FlyVar: a database for genetic variation in Drosophila melanogaster.

  • Rui Chen1,2, Lichu Jiang1, Yong Chen4, Nele Haelterman3, Hugo Bellen2,3,5, Fei Wang4. 1) HGSC,Baylor College of Medicine, Houston, TX; 2) Department of Molecular and Human Genetics, Baylor College of Medicine, Houston, Texas; 3) Program of Developmental Biology, Baylor College of Medicine, Houston, Texas; 4) Information Processing, Department of Computer Science and Technology, Fudan University, Shanghai, China; 5) Howard Hughes Medical Institute.
  • genome sequencing cost still dropping fast.
  • bottleneck is now to ID bases that change
  • high degree of variation in drosophila: 1 variation per 500 bp
  • don’t have genome of our earlier lab strains
  • lots of fly lines / mutants!
  • Approach to find the good stuff: remove parental varients. remove benign variants, remove unrelated genes, add additional specific filters.
  • FlyVar documents the benign polymorophisms.
  • If you know locus and you sequence it, you may find mutliple SNPs. Tool can help ID which were meaningful?

Identification of novel drug targets for Tuberous Sclerosis Complex by cross-species synthetic screens combining CRISPR based knockouts with RNAi. Benjamin E. Housden,

  • Tsc complex (mutated in rare benign cancer — simplest cancer genetics)
  • theraputic strategy is weak: inhibits overactivated mTor.
  • synthetic lethal screen: kill cells only which house the mutation.
  • e.g. Ben Haley’s double hairpin approach
  • why not use combinitorial RNAi?
    • incomplete delivery
    • incomplete knockdown
    • off target effects
    • limitations are compounded in combinitorial screens
  • use single RNAi screens in CRISPR generated mutant cell lines
  • goal: generate homogeneous cell cultures (challenging in tetraploid fly cells)
  • CRISPR with GFP co-transfection.
  • Drosophila cells don’t like to grow alone. They like colonies.
  • change culture conditions to survive sort, and 16% grow from single cell into full culture.
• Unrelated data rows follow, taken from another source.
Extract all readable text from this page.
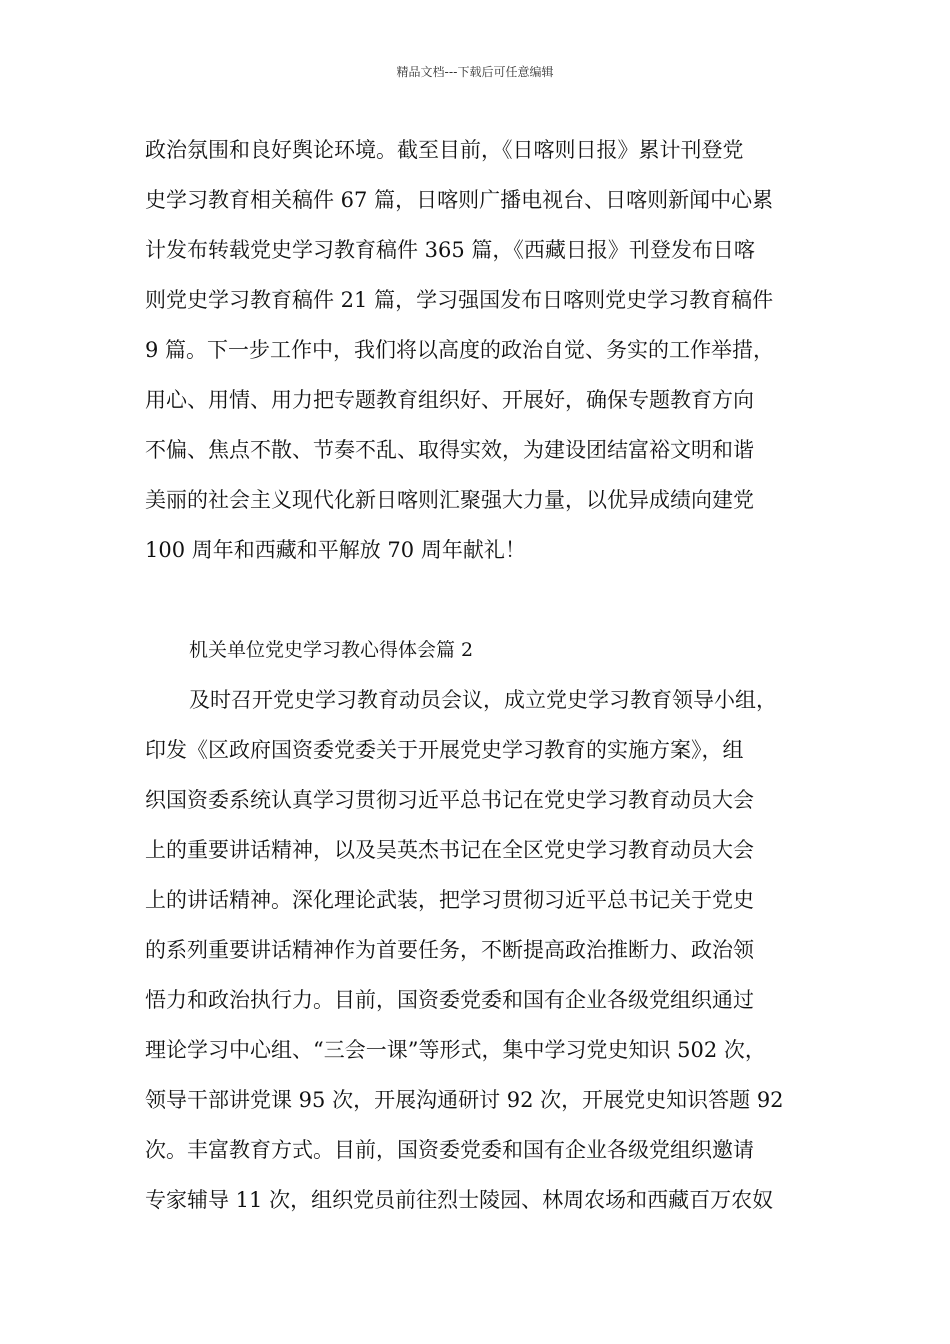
精品文档---下载后可任意编辑
政治氛围和良好舆论环境。截至目前，《日喀则日报》累计刊登党
史学习教育相关稿件 67 篇，日喀则广播电视台、日喀则新闻中心累
计发布转载党史学习教育稿件 365 篇，《西藏日报》刊登发布日喀
则党史学习教育稿件 21 篇，学习强国发布日喀则党史学习教育稿件
9 篇。下一步工作中，我们将以高度的政治自觉、务实的工作举措，
用心、用情、用力把专题教育组织好、开展好，确保专题教育方向
不偏、焦点不散、节奏不乱、取得实效，为建设团结富裕文明和谐
美丽的社会主义现代化新日喀则汇聚强大力量，以优异成绩向建党
100 周年和西藏和平解放 70 周年献礼！
机关单位党史学习教心得体会篇 2
及时召开党史学习教育动员会议，成立党史学习教育领导小组，
印发《区政府国资委党委关于开展党史学习教育的实施方案》，组
织国资委系统认真学习贯彻习近平总书记在党史学习教育动员大会
上的重要讲话精神，以及吴英杰书记在全区党史学习教育动员大会
上的讲话精神。深化理论武装，把学习贯彻习近平总书记关于党史
的系列重要讲话精神作为首要任务，不断提高政治推断力、政治领
悟力和政治执行力。目前，国资委党委和国有企业各级党组织通过
理论学习中心组、“三会一课”等形式，集中学习党史知识 502 次，
领导干部讲党课 95 次，开展沟通研讨 92 次，开展党史知识答题 92
次。丰富教育方式。目前，国资委党委和国有企业各级党组织邀请
专家辅导 11 次，组织党员前往烈士陵园、林周农场和西藏百万农奴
Nice, Ajaz should talk to these guys
  • can create homozygous mutant lines. e.g. for TCS1 and TSC2
  • mutants keep on growing without serum as expected, are larger as expected.
  • RNAi screen all phosphotases and kinases in the genome.
  • only explore RNAi that have no effect on WT
  • synthetic lethal effects conserved through human cells.